La prestazione meno piacevole del cast femminile è quella di Maria Laura Martorana, che qui veste i panni di Eugenia, presentata come una sorta di “Mortisia” dal furore uterino. Il  ruolo è molto ben interpretato, con ironia e maestria scenica,  anche se, in alcuni momenti, sembra castigare i presenti, più che con i colpi della sua frusta, con una condotta vocale poco gradevole dovuta ad un centro filiforme con poco appoggio e all’esecuzione di acuti troppo striduli. Aspettiamo di apprezzarla nel repertorio pirotecnico nel quale impone sicuramente il suo dominio vocale.

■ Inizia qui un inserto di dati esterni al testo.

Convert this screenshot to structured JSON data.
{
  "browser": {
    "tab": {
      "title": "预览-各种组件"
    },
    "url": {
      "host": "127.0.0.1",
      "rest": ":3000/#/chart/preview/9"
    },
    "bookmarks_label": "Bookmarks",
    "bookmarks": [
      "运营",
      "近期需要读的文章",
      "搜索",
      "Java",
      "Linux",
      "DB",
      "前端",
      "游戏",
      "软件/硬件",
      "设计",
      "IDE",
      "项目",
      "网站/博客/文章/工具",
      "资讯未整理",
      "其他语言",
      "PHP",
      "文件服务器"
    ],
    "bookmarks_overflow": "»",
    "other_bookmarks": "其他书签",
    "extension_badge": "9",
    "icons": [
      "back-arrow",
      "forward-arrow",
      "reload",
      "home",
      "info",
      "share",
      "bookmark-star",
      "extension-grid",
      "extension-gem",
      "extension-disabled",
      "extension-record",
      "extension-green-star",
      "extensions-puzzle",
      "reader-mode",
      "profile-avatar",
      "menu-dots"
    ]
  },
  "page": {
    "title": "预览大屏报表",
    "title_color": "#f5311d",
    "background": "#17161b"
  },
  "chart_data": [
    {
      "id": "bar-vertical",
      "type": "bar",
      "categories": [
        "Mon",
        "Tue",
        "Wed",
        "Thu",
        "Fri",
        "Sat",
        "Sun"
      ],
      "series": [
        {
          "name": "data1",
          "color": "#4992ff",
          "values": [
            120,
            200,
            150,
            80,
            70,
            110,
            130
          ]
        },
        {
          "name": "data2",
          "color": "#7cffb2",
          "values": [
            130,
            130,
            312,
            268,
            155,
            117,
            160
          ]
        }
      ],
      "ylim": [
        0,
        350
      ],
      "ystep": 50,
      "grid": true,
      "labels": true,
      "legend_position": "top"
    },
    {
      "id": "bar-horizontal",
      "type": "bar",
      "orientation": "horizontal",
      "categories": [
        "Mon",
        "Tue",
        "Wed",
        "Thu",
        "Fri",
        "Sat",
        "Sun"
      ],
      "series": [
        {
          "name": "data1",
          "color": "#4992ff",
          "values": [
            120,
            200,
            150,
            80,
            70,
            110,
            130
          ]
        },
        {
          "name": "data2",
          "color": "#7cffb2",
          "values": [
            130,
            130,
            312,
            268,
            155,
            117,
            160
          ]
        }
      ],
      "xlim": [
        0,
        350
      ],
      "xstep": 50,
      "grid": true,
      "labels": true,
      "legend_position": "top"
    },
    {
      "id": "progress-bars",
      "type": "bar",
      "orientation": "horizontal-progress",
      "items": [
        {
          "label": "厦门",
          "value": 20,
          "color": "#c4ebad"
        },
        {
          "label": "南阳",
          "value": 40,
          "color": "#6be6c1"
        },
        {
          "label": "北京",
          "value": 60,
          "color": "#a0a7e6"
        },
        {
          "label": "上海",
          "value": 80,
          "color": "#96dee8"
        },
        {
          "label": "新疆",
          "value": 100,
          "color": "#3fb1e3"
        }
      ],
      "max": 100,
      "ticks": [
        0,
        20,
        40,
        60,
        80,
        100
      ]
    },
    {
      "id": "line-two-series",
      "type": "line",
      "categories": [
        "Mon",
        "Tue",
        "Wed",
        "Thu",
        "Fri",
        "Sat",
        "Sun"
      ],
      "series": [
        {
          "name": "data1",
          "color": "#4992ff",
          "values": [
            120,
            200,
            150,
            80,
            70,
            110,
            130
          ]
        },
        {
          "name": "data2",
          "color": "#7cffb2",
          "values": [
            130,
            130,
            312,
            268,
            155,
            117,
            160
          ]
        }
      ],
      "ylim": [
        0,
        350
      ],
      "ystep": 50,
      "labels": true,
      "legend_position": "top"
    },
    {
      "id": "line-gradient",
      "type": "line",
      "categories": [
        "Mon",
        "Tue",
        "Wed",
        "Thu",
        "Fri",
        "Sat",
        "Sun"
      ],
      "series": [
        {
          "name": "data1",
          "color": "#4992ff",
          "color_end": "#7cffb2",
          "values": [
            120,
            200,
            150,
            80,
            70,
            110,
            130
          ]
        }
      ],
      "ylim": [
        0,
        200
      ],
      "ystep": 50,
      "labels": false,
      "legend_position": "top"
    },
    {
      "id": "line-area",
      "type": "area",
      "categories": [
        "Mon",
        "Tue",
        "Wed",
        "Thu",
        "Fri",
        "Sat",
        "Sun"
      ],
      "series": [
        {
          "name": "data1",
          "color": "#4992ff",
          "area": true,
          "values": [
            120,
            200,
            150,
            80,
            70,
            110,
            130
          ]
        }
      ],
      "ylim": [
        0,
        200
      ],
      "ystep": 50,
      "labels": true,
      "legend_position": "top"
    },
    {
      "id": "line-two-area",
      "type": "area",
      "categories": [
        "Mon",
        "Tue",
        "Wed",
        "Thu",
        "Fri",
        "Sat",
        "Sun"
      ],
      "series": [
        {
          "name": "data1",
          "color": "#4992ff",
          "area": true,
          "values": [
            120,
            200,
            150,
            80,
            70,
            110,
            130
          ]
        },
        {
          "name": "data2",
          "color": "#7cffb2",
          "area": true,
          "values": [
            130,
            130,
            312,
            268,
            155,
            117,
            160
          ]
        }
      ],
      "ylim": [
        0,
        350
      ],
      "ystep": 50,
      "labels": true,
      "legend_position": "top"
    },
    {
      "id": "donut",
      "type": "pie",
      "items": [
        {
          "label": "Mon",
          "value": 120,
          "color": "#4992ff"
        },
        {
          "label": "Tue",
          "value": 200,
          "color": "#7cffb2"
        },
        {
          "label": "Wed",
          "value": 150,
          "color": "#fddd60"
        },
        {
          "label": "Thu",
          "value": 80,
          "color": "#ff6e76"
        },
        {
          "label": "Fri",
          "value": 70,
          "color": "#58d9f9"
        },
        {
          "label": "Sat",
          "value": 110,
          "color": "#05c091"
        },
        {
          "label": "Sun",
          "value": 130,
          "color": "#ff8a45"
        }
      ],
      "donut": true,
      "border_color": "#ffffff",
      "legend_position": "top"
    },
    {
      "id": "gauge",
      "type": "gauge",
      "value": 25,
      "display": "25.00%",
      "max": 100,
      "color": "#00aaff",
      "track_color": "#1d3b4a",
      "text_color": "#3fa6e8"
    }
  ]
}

Degli interpreti maschili si è fatto cenno in merito alla caratterizzazione del personaggio, voluta, sì dal Rossi, ma accolta con visibile favore e divertimento dagli stessi.
Il Don Corbolone del Praticò, grande interprete dei ruoli di baritono buffo con all’attivo più di cento ruoli, convince, forse, più per le dinamiche attoriali che per quelle canore: un’articolazione non sempre chiara, un fraseggio un po’ appesantito, costringono l’ascoltatore ad uno sforzo ulteriore, già dovuto alla presenza del dialetto napoletano arcaico. Il giovane tenore, Shi Yijie (Valerio) da un punto di vista scenico, personifica benissimo il “semplice pupetto” cantato da Dorina nella sua aria  (atto primo, scena VIII) forse, più che semplice, appare “spaesato”, in tutto quel marasma caldamente meridionale. La sua stessa vocalità nella pièce, risuona, in concomitanza degli sporadici acuti affidati dalla partitura al suo ruolo, come una “rivelazione”. La condotta, spesso anonima, è caratterizzata, infatti, da una forte discrepanza: il registro centrale sembra quello di una voce leggera, quello acuto è invece, fortunatamente, corposo ed intenso. Di Filippo Morace, si è già sottolineata la grande bravura in qualità di attore,  forse il migliore in scena, sotto quest’aspetto. La sua performance canora è buona, ottima se considerato lo sforzo fisico a cui le scelte registiche lo sottopongono. Bene anche Alfonso Antoniozzi, Marchese Castagnacci . Alla fine della rappresentazione, alle muse vigili e severe è, forse, spuntato un sorriso ironico, disincantato e, perché no, anche un tantino compiaciuto, per il fatto che tra “il mondo che fu e il mondo che è”-usando un’espressione di Guido Pannain- le distanze possono, talvolta, essere più brevi di quanto si immagini.